• United States



by Dave Gradijan

Emergency Workers Dump Paging System for Web Alerts

Jan 30, 20073 mins
CSO and CISOData and Information Security

The Port of Seattle has expanded an emergency alert and response service that allows for quick communication with as many as 750 people—a rollout that followed a successful trial of the Send Word Now system to 50 emergency officials last year.

In all, the people who are notified of emergencies at the facility work for about 35 different agencies and groups, including police and fire department employees at the airport and seaport, said Ernie Hayden, chief information security officer for the Port of Seattle. The service is designed to notify key personnel in the event of emergency breaches at runways and other areas, fuel spills or updates on snowstorms, he said. It replaces a paging system that had been in use for many years and failed one time last summer.

“With recent bad weather in early January, we used the service for snow [notifications] very actively,” Hayden said. Several messages went out during snowstorms, starting with notices saying “Snow is expected” to “Snow is starting” to “Two feet of snow, everybody report to the airport.” Users can receive notices on a multitude of devices, including cell phones and laptops, and in various modes.

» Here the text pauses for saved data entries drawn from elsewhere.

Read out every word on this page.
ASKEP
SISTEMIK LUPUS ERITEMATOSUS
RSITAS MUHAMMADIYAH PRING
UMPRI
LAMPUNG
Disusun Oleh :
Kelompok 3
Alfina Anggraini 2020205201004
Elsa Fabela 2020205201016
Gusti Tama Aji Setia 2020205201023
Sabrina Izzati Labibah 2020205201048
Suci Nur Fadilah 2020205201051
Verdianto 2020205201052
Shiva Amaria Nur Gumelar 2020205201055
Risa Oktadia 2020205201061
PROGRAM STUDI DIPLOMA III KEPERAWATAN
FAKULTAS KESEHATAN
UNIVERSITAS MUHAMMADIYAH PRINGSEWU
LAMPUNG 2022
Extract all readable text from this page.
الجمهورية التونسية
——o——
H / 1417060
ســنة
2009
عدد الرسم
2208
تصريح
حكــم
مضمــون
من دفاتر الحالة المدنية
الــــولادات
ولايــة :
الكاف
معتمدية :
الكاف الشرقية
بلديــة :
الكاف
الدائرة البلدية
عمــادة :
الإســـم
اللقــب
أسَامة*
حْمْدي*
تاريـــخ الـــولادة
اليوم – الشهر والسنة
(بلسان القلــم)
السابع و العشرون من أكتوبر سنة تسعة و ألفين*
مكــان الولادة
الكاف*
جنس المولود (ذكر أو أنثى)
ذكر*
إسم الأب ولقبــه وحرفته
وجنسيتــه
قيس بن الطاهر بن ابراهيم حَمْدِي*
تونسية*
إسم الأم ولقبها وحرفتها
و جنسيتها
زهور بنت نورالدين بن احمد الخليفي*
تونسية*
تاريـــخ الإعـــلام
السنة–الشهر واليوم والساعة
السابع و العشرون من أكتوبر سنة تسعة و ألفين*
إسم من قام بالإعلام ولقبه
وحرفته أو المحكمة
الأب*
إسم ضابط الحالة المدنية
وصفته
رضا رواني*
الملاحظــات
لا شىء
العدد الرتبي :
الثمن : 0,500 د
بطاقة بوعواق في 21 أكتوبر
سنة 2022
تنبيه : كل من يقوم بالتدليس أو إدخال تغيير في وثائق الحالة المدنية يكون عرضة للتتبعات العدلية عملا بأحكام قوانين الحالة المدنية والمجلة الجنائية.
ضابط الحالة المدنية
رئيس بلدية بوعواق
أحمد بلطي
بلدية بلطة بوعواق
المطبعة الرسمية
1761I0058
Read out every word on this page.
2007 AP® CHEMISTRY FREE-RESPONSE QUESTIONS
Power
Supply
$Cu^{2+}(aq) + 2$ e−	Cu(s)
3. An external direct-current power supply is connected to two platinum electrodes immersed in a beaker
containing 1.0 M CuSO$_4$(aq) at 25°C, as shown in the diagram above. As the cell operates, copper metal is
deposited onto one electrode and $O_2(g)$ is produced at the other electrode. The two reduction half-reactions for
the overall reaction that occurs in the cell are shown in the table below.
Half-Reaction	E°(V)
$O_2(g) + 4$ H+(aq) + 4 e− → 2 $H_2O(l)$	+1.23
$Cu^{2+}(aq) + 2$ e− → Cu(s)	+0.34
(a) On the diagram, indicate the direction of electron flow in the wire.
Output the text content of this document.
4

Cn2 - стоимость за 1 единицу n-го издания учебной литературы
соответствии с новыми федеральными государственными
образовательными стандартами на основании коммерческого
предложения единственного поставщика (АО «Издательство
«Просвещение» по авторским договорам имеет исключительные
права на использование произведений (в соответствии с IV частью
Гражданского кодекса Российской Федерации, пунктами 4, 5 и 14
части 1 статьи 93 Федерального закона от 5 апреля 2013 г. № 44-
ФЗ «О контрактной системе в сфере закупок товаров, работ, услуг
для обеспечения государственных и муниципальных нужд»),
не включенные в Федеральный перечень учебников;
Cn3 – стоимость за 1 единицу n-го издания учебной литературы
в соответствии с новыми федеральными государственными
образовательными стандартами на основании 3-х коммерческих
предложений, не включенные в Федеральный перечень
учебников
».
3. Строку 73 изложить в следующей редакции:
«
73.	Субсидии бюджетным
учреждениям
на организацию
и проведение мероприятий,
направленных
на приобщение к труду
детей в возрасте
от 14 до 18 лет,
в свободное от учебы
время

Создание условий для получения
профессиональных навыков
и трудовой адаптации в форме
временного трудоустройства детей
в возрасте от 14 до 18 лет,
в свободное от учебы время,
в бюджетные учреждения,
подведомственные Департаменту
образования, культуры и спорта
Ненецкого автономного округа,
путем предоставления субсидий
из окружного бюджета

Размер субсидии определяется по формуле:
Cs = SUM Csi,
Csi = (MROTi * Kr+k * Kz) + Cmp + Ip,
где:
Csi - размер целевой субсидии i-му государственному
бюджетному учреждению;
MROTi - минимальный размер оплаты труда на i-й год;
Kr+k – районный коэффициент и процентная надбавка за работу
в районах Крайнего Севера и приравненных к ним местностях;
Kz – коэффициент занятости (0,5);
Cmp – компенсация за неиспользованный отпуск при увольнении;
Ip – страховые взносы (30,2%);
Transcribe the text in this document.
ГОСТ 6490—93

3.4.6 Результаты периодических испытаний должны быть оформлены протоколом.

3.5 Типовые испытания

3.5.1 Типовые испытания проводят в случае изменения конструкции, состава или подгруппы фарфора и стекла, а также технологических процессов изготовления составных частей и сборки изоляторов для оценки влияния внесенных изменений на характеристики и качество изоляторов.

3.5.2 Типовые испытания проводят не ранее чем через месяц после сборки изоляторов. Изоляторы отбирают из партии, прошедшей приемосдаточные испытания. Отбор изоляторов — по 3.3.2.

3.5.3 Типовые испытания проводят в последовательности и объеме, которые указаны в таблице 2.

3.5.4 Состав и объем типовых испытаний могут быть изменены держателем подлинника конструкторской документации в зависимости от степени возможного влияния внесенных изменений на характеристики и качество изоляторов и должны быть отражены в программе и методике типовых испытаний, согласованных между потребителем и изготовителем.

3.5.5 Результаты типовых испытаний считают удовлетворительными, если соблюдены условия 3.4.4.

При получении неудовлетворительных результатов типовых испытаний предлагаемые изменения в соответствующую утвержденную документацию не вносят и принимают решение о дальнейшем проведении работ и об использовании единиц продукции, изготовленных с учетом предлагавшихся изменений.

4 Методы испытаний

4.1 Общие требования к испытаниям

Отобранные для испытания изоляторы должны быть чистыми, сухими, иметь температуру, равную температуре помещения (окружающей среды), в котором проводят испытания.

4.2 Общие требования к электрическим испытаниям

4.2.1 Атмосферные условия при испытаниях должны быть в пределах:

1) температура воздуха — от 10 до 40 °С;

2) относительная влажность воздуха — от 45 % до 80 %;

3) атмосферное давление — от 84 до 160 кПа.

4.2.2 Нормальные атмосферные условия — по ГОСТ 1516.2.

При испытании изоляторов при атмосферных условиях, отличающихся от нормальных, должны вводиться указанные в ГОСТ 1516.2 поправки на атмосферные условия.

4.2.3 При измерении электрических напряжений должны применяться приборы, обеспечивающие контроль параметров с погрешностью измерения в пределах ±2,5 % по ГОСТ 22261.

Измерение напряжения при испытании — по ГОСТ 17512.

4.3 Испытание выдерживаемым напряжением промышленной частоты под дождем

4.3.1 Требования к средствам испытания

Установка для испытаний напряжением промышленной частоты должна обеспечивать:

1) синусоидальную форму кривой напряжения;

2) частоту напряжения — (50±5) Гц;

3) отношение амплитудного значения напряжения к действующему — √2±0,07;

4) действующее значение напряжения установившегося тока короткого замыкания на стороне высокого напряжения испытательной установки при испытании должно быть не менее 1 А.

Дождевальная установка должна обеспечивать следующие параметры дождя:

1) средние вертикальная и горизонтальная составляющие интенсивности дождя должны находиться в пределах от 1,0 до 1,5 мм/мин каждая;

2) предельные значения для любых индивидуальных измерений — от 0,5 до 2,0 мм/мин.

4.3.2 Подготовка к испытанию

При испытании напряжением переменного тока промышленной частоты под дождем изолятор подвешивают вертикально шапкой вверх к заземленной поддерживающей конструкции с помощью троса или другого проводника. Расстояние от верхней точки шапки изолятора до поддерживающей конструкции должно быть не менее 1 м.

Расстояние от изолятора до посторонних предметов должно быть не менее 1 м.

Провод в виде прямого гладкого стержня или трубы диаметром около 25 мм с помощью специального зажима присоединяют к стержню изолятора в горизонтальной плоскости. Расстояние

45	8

Hayden said the service was the least-expensive option the port considered. The service costs about US$5,000 a year for the first 50 users, with the port paying about US$30,000 a year for all 750 people on its notification list, he said. Since Send Word Now is a service, no new equipment was required, and Hayden or his colleagues can distribute emergency messages by calling or e-mailing the service provider.

New York-based SWN Communications’ Smart Alert Service starts at $10 per user per month, with additional costs based on usage, a spokeswoman said.

“This approach makes it much easier for a dispatcher to manage a response,” Hayden said. In the past, a dispatcher would try to contact key personnel by various modes, but couldn’t always be sure the message was received. Send Word Now includes a response feature that quickly gives the dispatcher a list of who has not responded.

Nick Milos, manager of corporate facilities at the Port of Seattle, said he has tested the system and found 19 of 20 policy makers responded in 15 minutes, up from the two hours it sometimes took to get a response using the old system.

The service does not communicate with the 800MHz public safety band of devices, including two-way radios carried by police and firefighters, Hayden noted. “But if you have an emergency and want to tell everybody very quickly, this does that and very reliably,” he said.

Although Hayden said he could try to notify a group via an e-mail blast, “I wouldn’t know if they got the e-mail.”

The hardest part of using the service was adding the names of those receiving messages into the system, Hayden said. But it’s very easy to keep contact information up to date, he said, since users are responsible for contacting the service and saying which group of devices should receive the messages.

The port’s alert service fills a gap apparent in some emergency response systems, said Tole Hart, an analyst at Gartner. Though it would not be as useful for responders at the scene of a crisis, it could help with interoperability at a central command center, he said.

“But with public safety channels getting congested, this is a pretty interesting approach,” Hart said.